O’Farrill was followed on the Fort stage later that afternoon by another Arturo, trumpeter Arturo Sandoval, whose set of Cuban-accented bebop concluded with a standard co-written and made famous by his hero Dizzy Gillespie, “A Night in Tunisia.” Between the Arturos came Michel Camilo and Hiromi performing a duo piano set, and Dr. John and his Nite Trippers got people dancing with their gris-gris thing, making up for his illness-related cancellation last year.

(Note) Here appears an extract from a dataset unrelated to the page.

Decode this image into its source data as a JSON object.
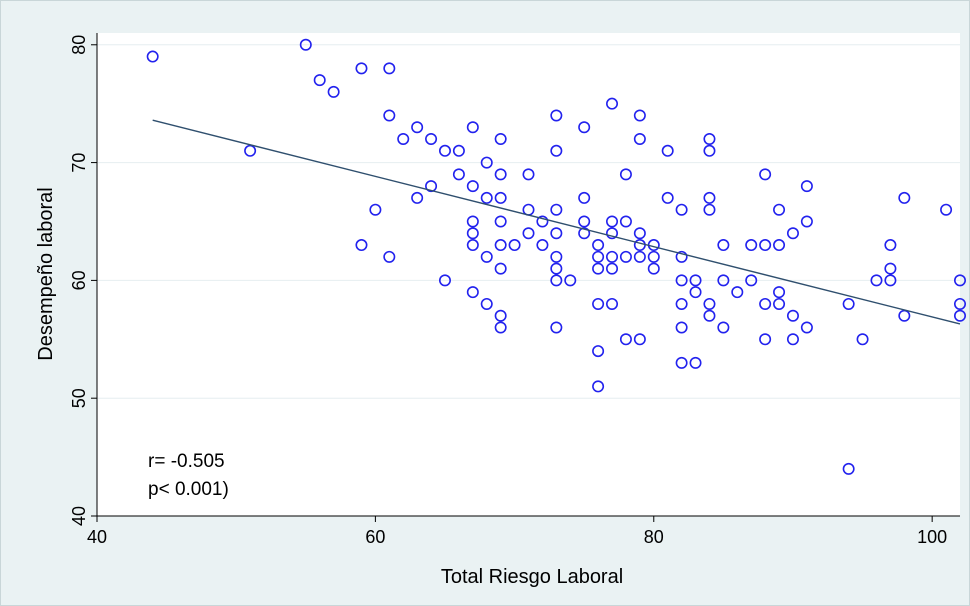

The music at the smaller stages Sunday was also first-rate. Scott Robinson lugged his arsenal of instruments including a huge contrabass sax to the Harbor stage for his quirky “Doctette” tribute to the WWII-era pulp novel hero Doc Savage. Then came crack trios led by Bill Frisell and Fred Hersch doing their inimitable things on guitar and piano, respectively, followed in turn by 88-year-old Lou Donaldson cracking wise between tunes, singing his comic blues “Whiskey Drinking Woman” and letting guitarist Eric Johnson handle the heavy lifting on the inevitable “Alligator Bogaloo.”

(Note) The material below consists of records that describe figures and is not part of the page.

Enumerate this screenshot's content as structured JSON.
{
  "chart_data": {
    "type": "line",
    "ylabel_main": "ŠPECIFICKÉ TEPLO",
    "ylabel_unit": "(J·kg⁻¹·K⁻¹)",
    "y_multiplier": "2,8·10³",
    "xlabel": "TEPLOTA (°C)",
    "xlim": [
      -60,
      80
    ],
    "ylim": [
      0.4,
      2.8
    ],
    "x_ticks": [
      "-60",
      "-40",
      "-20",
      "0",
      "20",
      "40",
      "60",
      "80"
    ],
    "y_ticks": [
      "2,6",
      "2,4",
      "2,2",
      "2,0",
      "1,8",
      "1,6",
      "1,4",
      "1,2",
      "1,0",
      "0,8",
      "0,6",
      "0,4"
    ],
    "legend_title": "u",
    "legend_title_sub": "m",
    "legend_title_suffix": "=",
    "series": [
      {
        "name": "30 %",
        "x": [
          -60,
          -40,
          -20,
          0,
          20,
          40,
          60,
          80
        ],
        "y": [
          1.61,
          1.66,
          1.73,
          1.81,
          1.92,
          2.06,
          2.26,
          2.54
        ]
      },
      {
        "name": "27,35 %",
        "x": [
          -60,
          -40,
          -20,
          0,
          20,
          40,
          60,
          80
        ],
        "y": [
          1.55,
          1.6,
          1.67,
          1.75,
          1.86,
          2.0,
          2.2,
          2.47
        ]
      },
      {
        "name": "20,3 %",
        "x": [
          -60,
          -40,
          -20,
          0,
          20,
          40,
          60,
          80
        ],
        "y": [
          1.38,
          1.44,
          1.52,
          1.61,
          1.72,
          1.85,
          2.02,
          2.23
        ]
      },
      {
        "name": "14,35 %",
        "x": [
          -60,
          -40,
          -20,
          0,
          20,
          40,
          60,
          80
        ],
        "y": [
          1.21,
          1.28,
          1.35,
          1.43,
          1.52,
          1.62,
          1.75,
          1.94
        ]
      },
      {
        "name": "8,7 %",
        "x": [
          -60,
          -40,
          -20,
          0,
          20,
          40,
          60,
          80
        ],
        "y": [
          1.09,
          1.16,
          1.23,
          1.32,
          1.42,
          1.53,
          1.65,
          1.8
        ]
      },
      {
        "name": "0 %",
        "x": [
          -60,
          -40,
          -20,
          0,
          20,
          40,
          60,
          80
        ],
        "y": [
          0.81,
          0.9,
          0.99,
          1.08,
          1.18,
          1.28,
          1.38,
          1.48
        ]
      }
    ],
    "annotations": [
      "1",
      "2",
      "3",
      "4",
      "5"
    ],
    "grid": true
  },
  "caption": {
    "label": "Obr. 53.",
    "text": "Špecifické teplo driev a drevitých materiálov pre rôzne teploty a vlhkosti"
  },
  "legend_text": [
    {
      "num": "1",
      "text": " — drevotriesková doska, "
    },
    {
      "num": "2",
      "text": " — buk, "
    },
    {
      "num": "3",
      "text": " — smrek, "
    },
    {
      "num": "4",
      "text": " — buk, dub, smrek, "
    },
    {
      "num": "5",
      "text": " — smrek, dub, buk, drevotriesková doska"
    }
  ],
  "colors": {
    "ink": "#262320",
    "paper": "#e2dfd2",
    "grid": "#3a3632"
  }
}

The Quad stage featured Billy Childs’ Jazz Chamber Ensemble, “Jon Faddis: Triumph of Trumpets” (with Sean Jones and 2014 Thelonious Monk trumpet competition winner Marquis Hill joining Faddis in the frontline), the James Carter Sextet celebrating the music of Don Byas, and a quartet co-led by Miles Davis alumni Mike Stern and Bill Evans. But an especially memorable moment occurred there when 20-year-old Adam O’Farrill, a Monk trumpet competition runner-up who’d performed with his father’s orchestra that morning, sat in with keyboardist Jason Lindner’s forward-looking Now vs. Now trio. When O’Farrill blew a climactic solo on the new piece “Dichotomy” that earned the group a standing ovation, a delighted Lindner grabbed a microphone, reintroduced the young trumpeter and informed the audience, “It’s the first time he played it. We’ve never played it. But that’s jazz, right?”

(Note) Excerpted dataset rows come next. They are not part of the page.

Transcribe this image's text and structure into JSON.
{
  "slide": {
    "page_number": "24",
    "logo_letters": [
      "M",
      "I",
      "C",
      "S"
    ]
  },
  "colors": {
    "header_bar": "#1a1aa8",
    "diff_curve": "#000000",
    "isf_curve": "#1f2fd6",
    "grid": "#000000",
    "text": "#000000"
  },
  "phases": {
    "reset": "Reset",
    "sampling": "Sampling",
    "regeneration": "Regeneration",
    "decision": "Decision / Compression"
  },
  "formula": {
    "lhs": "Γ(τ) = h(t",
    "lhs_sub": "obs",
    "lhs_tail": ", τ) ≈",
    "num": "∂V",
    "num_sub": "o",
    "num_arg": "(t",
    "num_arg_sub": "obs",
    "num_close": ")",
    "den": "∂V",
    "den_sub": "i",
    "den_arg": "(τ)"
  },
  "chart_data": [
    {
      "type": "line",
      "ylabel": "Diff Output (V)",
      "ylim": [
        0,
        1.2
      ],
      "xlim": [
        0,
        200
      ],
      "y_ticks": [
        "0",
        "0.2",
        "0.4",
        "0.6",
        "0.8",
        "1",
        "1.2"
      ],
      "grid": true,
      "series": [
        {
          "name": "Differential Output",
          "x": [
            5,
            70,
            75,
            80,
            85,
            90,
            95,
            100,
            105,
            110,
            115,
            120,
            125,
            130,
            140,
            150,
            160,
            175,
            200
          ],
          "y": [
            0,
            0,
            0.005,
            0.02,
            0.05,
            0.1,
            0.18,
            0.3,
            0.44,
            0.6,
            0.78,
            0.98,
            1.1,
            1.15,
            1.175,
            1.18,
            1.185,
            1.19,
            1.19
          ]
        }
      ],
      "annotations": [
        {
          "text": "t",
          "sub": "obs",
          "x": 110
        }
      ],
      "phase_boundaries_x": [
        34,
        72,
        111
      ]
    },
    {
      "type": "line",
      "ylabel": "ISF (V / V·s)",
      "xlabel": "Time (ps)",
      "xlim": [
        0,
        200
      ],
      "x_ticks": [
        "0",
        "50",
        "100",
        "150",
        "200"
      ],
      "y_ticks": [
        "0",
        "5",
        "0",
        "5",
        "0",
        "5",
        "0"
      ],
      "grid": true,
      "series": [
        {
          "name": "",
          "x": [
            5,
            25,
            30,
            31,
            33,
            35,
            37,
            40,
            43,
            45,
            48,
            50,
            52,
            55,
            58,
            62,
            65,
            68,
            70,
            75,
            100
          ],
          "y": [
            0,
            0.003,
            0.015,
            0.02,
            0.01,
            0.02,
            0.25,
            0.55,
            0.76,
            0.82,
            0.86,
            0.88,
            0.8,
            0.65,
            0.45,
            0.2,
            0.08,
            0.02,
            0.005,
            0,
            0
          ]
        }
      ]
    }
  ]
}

Jamie Cullum closed out the Fort stage for the weekend with tunes from his big-band album Interlude, his core backing group augmented by a horn section on loan from the opening day’s University of Rhode Island band. Cullum is a born entertainer, a sort of latter-day Dudley Moore (i.e., a short, charismatic Brit with genuine music chops), and he revved up the crowd with his usual attention-grabbing antics: playing a trap drum as he sang his opener, and scrambling atop the grand piano after switching to it for his second number. A little of that can go a long way, giving the jazz cognoscenti an excuse to duck out early and avoid the departing rush, Cullum’s version of “Don’t Let Me Be Misunderstood” providing a pleasant accompaniment to their exit.